Industry Thought Leadership

Transparency as a Building Block for Cyber Resilience

July, 2021
Charles Yang

Huawei Middle East

The various national transformation programs of Middle East countries certainly have one thing in common—they envision diversified, post-oil economies empowered by digitalization. The advanced technology that underpins the Fourth Industrial revolution is key to realizing this socio-economic progress. Analysts predict that spending on digital transformation in the wider META region is set to accelerate post-pandemic, increasing from 25% of total IT spending in 2020 to 37% in 2024.

However, technology needs to be built on a solid cybersecurity foundation. The risks posed by the security gaps that plague some of the hardware and software solutions in use today are all too clear. In one report by Cybersecurity Ventures, global cybercrime is predicted to inflict damages totaling a staggering $6 trillion annually by 2021. With increasing cyberattacks, all industries are taking cybersecurity more seriously. In the public sector, new laws, regulations, and standards are being introduced on a regular basis. In the past two years alone, more than 180 cybersecurity laws have been passed in 151 countries.

This is incredible progress. Yet to secure our digital future from these threats, we will require new levels of collaboration and transparency.
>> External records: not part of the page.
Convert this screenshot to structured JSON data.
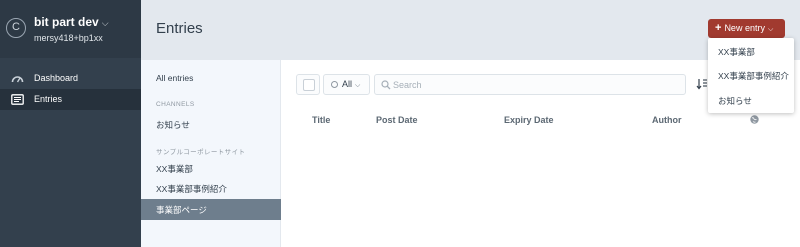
{
  "site": {
    "logo_letter": "C",
    "name": "bit part dev",
    "caret": "⌵",
    "user": "mersy418+bp1xx"
  },
  "nav": {
    "items": [
      {
        "label": "Dashboard",
        "icon": "dashboard-icon",
        "active": false
      },
      {
        "label": "Entries",
        "icon": "entries-icon",
        "active": true
      }
    ]
  },
  "header": {
    "title": "Entries",
    "new_entry_label": "New entry",
    "new_entry_plus": "+",
    "new_entry_caret": "⌵",
    "accent_color": "#a13a2f"
  },
  "new_entry_menu": {
    "items": [
      "XX事業部",
      "XX事業部事例紹介",
      "お知らせ"
    ]
  },
  "sources": {
    "all_entries": "All entries",
    "channels_heading": "CHANNELS",
    "channels": [
      "お知らせ"
    ],
    "group_heading": "サンプルコーポレートサイト",
    "group_items": [
      "XX事業部",
      "XX事業部事例紹介"
    ],
    "selected": "事業部ページ"
  },
  "toolbar": {
    "status_label": "All",
    "status_caret": "⌵",
    "search_placeholder": "Search",
    "search_value": ""
  },
  "table": {
    "columns": [
      "Title",
      "Post Date",
      "Expiry Date",
      "Author"
    ],
    "status_column_icon": "globe-icon",
    "rows": []
  }
}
There is an increasing desire from many stakeholders in the region to work together to build this heightened level of collaboration. For example, national cybersecurity strategies drawn up by governments now incorporate contributions from security experts in the private sector, technology companies, and academia, in addition to policymakers. As just one example, Huawei has been invited to sit on numerous national and regional panels, action groups, and think tanks to jointly contribute to various cybersecurity initiatives. We are eager to support and encourage such initiatives.

This level of collaboration relies on transparency. Enterprises and governments must believe in the integrity of the technologies that they are deploying.

We at Huawei are committed to building this openness and transparency, as demonstrated most recently in our expanding network of global Cyber Security and Privacy Protection Transparency Centres. On June 9, Huawei opened the largest of such transparency centers in Dongguan, China, which joins a network of similar facilities in the UAE, the UK, Canada, Germany, Italy, and Belgium.

The Transparency Centre provides a platform for industry stakeholders to face the challenges of tomorrow and provide a platform for industry stakeholders to share expertise in cyber governance and work on technical solutions together. The center is designed to demonstrate solutions and share experience, facilitate communication and joint innovation, and support security testing and verification. Stakeholders across the ICT value chain—regulators, independent third-party testing organizations, standards organizations, as well as Huawei customers, partners, and suppliers—are encouraged to carry out in-depth exchanges to improve the entire industry's security capabilities.

Of course, these cybersecurity assurance systems are not developed in a vacuum. They're the result of regular engagement and joint research and innovation with our customers, partners, regulators, and standards organizations around the world. That's what this Cyber Security Transparency Centre is all about.

It is through such ventures that we realize governments and industry organizations must work together on unified cybersecurity standards to build transparency across society. These standards should be technology-neutral and apply equally to all companies and networks. In the telecoms sector, for example, industry organizations like GSMA and 3GPP have been working closely with industry stakeholders to promote NESAS Security Assurance Specifications and independent certifications. These baselines have seen wide acceptance, and we're confident that they will play an important role in the development and verification of secure networks.

Despite these achievements, we still have a lot of work to do. Cybersecurity is a complex, evolving challenge. In some cases, we still lack a standards-based, coordinated approach across the industry, especially when it comes to governance, technical capabilities, certification, and collaboration.

After setting standards in place, we believe the next step is to establish an independent verification mechanism to enforce these standards. The results of such procedures should then be made public so that organizations can make better purchasing decisions based on their security requirements. In parallel, feedback from third parties and security experts will benefit everyone. They can point out gaps and areas of improvement, allowing technology companies to strengthen their hardware and software products.

We need to build these capabilities together. No organization can tackle them all. From governance standards to verification, we need to combine strengths and build our collective capabilities. This includes knowledge-sharing projects like the Security Baselines we released by the time of opening our global Cyber Security and Privacy Protection Transparency Centre, and the 5G Cyber Security Knowledge Base led by the GSMA. The more knowledge and best practices we share, the more effectively we can strengthen cybersecurity as a community.

Ultimately, this will be realized by forming tighter coalitions. That means governments, standards bodies, and technology providers working to develop a unified understanding of cybersecurity challenges. This must be an international effort. With these shared goals and aligned responsibilities, we can build a trustworthy digital environment that meets the challenges of today and tomorrow.